For Gen Z, who grew up experimenting with gender expression, the fluidity of the emo aesthetic has an immediate appeal. “I fell in love with emo and scene style as it lets me dress freely, free from gender expectation and let me express myself truthfully,” affirms @oatmilkandcodeine.

Palesa Weekes, an 18-year-old emo fan based in London, agrees: “I think Gen Z are more open to experimentation because of social media influences. In our digital age exposure to every style imaginable is easily accessible to us through apps like Tiktok, which have huge fashion communities for people to share their ideas and style.

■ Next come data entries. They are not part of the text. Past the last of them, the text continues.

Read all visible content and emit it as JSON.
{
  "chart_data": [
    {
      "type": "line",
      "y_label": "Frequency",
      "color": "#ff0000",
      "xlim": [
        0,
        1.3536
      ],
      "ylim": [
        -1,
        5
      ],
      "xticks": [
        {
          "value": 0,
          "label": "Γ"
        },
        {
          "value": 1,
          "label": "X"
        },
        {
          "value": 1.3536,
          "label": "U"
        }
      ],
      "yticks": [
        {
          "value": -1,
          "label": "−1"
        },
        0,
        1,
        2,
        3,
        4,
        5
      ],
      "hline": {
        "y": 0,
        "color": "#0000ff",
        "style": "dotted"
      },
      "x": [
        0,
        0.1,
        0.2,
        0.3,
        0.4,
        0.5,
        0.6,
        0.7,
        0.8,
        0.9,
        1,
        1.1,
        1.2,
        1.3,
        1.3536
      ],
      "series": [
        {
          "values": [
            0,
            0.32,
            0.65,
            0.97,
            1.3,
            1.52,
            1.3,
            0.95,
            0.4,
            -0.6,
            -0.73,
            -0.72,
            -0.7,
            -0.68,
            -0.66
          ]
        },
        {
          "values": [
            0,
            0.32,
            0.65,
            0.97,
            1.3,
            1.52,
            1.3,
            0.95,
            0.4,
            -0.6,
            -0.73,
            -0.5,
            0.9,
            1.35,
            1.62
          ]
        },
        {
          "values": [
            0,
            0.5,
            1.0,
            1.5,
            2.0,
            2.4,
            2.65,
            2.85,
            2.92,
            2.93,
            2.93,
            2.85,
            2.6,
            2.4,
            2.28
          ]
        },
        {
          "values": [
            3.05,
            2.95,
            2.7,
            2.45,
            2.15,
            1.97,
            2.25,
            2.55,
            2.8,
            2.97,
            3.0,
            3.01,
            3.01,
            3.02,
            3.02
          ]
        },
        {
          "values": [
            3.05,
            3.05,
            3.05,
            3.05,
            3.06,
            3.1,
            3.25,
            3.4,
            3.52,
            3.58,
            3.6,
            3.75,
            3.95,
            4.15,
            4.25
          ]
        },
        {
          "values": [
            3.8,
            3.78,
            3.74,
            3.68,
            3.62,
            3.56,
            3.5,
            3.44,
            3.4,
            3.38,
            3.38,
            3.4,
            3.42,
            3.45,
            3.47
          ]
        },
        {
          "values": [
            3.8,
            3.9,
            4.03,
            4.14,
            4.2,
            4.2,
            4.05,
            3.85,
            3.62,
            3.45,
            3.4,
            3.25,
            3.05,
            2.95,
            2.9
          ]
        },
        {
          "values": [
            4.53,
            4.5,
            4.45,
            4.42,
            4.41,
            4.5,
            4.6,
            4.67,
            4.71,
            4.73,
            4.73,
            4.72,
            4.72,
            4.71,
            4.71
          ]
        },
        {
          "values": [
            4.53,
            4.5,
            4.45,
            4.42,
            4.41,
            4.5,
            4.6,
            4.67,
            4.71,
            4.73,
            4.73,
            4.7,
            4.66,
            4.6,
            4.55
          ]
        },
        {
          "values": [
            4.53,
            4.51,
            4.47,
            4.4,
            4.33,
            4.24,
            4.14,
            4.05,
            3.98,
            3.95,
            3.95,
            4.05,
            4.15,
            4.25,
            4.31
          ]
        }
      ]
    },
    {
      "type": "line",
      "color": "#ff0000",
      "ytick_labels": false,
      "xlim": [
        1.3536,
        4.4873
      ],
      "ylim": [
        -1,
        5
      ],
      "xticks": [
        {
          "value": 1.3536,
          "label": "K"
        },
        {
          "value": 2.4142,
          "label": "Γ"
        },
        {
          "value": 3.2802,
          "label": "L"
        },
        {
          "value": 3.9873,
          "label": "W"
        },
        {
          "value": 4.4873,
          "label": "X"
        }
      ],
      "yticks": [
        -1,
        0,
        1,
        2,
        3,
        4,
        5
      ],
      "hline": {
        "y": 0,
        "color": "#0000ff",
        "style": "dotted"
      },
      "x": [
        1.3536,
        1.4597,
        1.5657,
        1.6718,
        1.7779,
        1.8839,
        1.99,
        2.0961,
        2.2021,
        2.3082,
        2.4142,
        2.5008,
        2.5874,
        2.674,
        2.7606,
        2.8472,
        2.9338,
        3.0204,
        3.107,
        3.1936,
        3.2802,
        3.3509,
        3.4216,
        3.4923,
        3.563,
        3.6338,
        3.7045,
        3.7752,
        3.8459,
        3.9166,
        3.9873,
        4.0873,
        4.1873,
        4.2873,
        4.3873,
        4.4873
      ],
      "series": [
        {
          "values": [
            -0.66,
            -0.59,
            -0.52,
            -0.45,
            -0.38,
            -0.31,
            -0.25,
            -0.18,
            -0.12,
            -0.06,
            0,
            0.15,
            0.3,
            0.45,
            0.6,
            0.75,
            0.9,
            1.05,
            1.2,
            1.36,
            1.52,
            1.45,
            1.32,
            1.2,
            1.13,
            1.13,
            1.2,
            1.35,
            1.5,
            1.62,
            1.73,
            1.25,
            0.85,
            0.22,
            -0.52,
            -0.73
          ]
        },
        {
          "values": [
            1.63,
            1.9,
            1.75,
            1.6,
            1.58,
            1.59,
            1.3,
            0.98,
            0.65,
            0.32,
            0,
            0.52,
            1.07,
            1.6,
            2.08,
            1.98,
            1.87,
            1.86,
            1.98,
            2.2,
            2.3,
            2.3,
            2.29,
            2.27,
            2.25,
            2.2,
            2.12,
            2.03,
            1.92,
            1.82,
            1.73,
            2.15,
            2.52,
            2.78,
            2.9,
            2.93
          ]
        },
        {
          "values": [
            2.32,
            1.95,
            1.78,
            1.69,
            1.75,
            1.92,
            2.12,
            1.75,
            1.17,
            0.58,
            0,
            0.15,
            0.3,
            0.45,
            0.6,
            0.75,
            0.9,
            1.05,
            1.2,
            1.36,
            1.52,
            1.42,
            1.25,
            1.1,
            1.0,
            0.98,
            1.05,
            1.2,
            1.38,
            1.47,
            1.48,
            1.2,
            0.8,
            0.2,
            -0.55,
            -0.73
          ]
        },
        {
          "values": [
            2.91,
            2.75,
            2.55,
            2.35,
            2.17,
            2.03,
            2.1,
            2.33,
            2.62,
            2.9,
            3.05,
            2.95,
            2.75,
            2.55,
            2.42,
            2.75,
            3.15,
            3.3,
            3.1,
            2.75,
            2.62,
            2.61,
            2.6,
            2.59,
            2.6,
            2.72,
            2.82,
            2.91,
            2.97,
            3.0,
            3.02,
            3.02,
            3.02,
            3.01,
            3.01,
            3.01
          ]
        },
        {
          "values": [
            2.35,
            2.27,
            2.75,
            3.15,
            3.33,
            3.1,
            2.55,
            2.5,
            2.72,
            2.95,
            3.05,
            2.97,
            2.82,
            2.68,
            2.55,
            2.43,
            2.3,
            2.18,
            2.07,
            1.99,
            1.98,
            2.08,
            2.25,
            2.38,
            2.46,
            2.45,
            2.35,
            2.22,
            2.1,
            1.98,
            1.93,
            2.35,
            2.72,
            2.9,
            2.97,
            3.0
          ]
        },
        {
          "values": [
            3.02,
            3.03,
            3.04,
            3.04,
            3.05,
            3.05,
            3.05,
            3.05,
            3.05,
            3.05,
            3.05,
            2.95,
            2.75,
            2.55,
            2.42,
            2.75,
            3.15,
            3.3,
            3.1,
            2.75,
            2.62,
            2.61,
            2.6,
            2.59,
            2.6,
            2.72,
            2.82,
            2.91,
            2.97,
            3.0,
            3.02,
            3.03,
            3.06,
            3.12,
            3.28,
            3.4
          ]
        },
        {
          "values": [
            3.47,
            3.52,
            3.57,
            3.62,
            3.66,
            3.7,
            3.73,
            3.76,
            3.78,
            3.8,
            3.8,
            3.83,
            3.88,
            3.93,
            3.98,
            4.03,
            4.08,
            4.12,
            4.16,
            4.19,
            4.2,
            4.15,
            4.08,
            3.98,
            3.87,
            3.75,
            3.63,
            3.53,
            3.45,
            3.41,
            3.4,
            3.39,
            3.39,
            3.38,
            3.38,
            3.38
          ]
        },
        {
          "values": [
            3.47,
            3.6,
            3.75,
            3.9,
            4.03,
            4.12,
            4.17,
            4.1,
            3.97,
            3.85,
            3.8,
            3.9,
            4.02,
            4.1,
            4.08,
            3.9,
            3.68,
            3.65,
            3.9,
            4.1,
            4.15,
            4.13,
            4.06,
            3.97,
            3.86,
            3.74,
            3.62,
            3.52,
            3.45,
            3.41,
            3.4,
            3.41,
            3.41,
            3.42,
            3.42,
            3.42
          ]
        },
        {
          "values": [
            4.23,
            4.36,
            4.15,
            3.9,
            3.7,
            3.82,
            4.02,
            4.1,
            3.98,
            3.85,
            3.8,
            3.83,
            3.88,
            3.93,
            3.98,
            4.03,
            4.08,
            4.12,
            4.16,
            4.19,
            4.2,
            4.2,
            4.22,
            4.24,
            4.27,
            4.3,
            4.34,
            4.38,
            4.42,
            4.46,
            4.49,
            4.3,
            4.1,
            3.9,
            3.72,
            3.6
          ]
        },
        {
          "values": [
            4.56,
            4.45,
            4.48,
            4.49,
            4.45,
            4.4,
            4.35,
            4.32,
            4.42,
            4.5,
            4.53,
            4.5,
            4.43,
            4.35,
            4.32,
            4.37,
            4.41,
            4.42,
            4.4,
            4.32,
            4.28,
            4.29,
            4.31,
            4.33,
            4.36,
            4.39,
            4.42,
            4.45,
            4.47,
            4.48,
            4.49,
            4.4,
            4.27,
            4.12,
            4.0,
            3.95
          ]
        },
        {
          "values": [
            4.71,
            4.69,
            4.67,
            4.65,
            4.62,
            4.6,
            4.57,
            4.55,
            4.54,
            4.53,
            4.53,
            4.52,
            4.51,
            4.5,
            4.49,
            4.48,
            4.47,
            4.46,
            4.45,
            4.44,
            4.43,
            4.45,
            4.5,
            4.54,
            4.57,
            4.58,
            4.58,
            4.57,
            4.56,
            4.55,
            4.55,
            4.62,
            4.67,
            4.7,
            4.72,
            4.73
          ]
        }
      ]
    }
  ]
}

I think this makes it easy for Gen Z to change freely and not put restrictions on our own self-identity.”

Between the ongoing pandemic, environmental collapse, and the capitalist churn, it’s not surprising that Gen Z are finding solace in the emotional honesty and rawness that the emo elicits. “I love the emotion and storytelling that can be done within the emo fashion scene,” says Weekes. “I connect with it personally because I love being able to reflect how I’m feeling through clothes, and I think the emo scene is so broad and I can express myself without limitations.”

“I was very emotionally turbulent in my early teens, so that music was very therapeutic for me,” agrees daine, an emo pop star signed to PC Music. “It felt like a whole world away from reality, digging yourself down the rabbit hole of rare bands on Subreddits and Facebook groups. It’s escapism, basically.”

Similar to the return of indie sleaze, the sudden boom of late noughties emo aesthetics feels like the logical next step in our cultural obsession with nostalgia, moving from the diamante glean of early aughts babeism and towards the alt corners of the y2K revival. As literary theorist Fredric Jameson once said, nostalgia is “an alarming and pathological symptom of a society that has become incapable of dealing with time and history.” So, it’s no wonder we’re seeing young people reach for subcultures of era’s past when the future feels particularly bleak. This is especially true for Gen Z, most of whom were too young to fully experience the 2000s the first time around. “Through social media, people can post nostalgic throwbacks as they pine over their childhoods growing up watching Dan and Phil and other stars of the YouTube golden era,” says @oatmilkandcodeine. Young people on TikTok can now live out their #emophase to a backdrop of “Dear Maria Count Me In”. They can don on thick eyeliner and show off their #scenequeen makeovers, or watch Avril Lavigne lip-sync to her greatest hits and reminisce about better times.